As an 189-pounder this season, the Tamaqua Area High School junior demolished just about everyone in his path, racking up a record of 38-5 and disposing of 27 of his opponents by fall.

Lakitsky captured his second straight Schuylkill League title and won tournaments at Bloomsburg and Mount Carmel. He was hardly challenged until the postseason, losing two close bouts to Saucon Valley's Ian Gimbar in the District 11 and Southeast Class AA Regional finals to place second at each.

He qualified for the PIAA State Championships for the second year in a row, advancing to the semifinals before taking home a fourth place medal.

Lakitsky's outstanding season has earned him TIMES NEWS Wrestler of the Year honors.

After a campaign where he just missed tying Andy Breiner's school record of 39 wins and became the fourth Raider grappler to reach the State semis (joining his father, Garth, Sr., who did it in 1988; Breiner, who made it in 1999; and Matt Benza, who was a 2001 semifinalist), Lakitsky feels he can build on that as a senior.

"I feel good about what happened this season, but I still think I could have done a little better," said Lakitsky, who also stars on the gridiron as a fullback and linebacker. "When I went to states, I wanted to place top eight. When I got to the semifinals, I realized I could beat just about any of those kids out there."

At States, he rolled to a 9-1 major decision over R.J. Malson of Greenville and edged Regional rival Nate Ronan of Octorara 6-5 in an overtime tiebreaker, then dropped a 7-2 decision to Towanda's Travis Chesla in the semifinals before settling for fourth.

His success this season continued the upward progression for Lakitsky, who now has a career record of 87-27, a winning percentage of .763.

Lakitsky wrestled at 171 as a freshman but often faced bigger opponents and ended at 13-16, although he did place fifth at Districts. He showed immense improvement as a sophomore at 189 pounds. He registered a 36-6 record, placing second at Districts and earning his first trip to States.

Once at Hershey, however, Lakitsky dropped both his bouts. The experience taught him how to handle the glare of the State spotlight the second time around.

"Last year I was intimidated being out there, with all the fans in the stands," admitted Lakitsky. "It was a new thing. This year I went out there and didn't think about anything else but wrestling."

"As a freshman, Garth was undersized and was under .500 heading into Districts, but something clicked and he made it to the semis," said Tamaqua coach Jim McCabe. "He had the opportunity to prove something and he did it.

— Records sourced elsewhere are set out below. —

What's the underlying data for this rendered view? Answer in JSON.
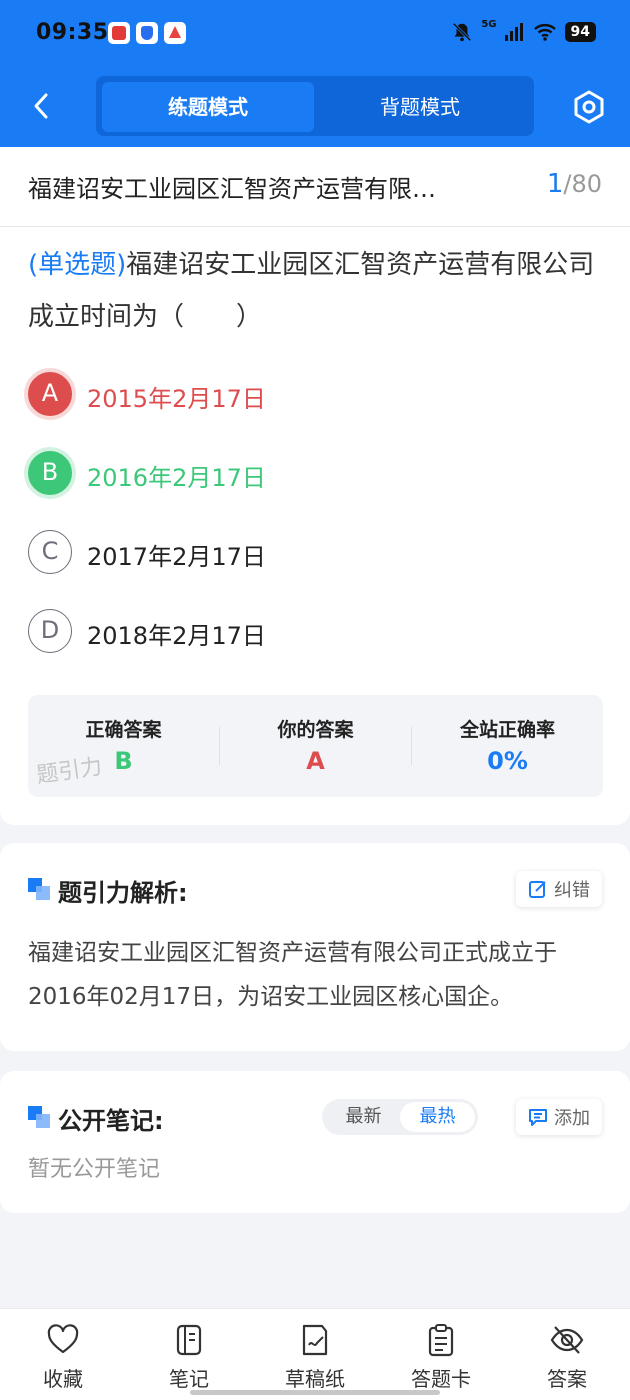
{
  "status_bar": {
    "time": "09:35",
    "network": "5G",
    "battery": "94"
  },
  "header": {
    "tabs": [
      {
        "label": "练题模式",
        "active": true
      },
      {
        "label": "背题模式",
        "active": false
      }
    ]
  },
  "question": {
    "title": "福建诏安工业园区汇智资产运营有限…",
    "current": "1",
    "total": "/80",
    "type_label": "(单选题)",
    "text": "福建诏安工业园区汇智资产运营有限公司成立时间为（　　）",
    "options": [
      {
        "letter": "A",
        "text": "2015年2月17日",
        "state": "wrong"
      },
      {
        "letter": "B",
        "text": "2016年2月17日",
        "state": "correct"
      },
      {
        "letter": "C",
        "text": "2017年2月17日",
        "state": "normal"
      },
      {
        "letter": "D",
        "text": "2018年2月17日",
        "state": "normal"
      }
    ]
  },
  "stats": {
    "correct_label": "正确答案",
    "correct_value": "B",
    "yours_label": "你的答案",
    "yours_value": "A",
    "rate_label": "全站正确率",
    "rate_value": "0%",
    "watermark": "题引力"
  },
  "analysis": {
    "title": "题引力解析:",
    "fix_button": "纠错",
    "text": "福建诏安工业园区汇智资产运营有限公司正式成立于2016年02月17日，为诏安工业园区核心国企。"
  },
  "notes": {
    "title": "公开笔记:",
    "sort_latest": "最新",
    "sort_hot": "最热",
    "add_button": "添加",
    "empty": "暂无公开笔记"
  },
  "bottom_bar": [
    {
      "label": "收藏",
      "icon": "heart-icon"
    },
    {
      "label": "笔记",
      "icon": "notebook-icon"
    },
    {
      "label": "草稿纸",
      "icon": "draft-icon"
    },
    {
      "label": "答题卡",
      "icon": "answer-sheet-icon"
    },
    {
      "label": "答案",
      "icon": "eye-off-icon"
    }
  ],
  "colors": {
    "primary": "#1a7cf5",
    "wrong": "#de4d4d",
    "correct": "#3cc878"
  }
}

"He improved 100 percent between his freshman and sophomore years, and this year he wrestled with so much confidence that he felt no one could beat him."

Lakitsky said he can fare even better at 215 next year.

"I'm at 207 pounds right now, and I want to play football at 220," related Lakitsky. "My plan is to cut five pounds and be a little cut up at 215. I wrestled a lot of matches at 215 this year and I feel most of the kids at 215 weren't as good as the 189 pounders."

"I think he's going to be a solid 215 pounder," said McCabe. "This year he came in light for 215, so he decided to wrestle at 189 so he could compete at the full weight."

Besides bulking up, Lakitsky plans to sharpen his technique by working at Blue Mountain's Attack Mat Club, as well as entering offseason competitions.

"I feel pretty good, but I have to work on my shot," he mentioned. "I need to work a little more on top, too, working on throwing legs in and stuff like that."

"Garth realizes he can still do some things to improve, mostly on his feet," explained McCabe. "He's very good defensively. We want him to pick up offensively and rely on his shot to get points. He's definitely strong enough, but whether he's at 189 or 215, he has to be able to win a one-point match in the semifinals at States."

Garth's career resembles that of his father, who was a PIAA bronze and fourth place medalist. The younger Lakitsky wants to take it up a notch.

"I want to be a State champion," he remarked.

"He's very close to being at the top of the heap," stated McCabe.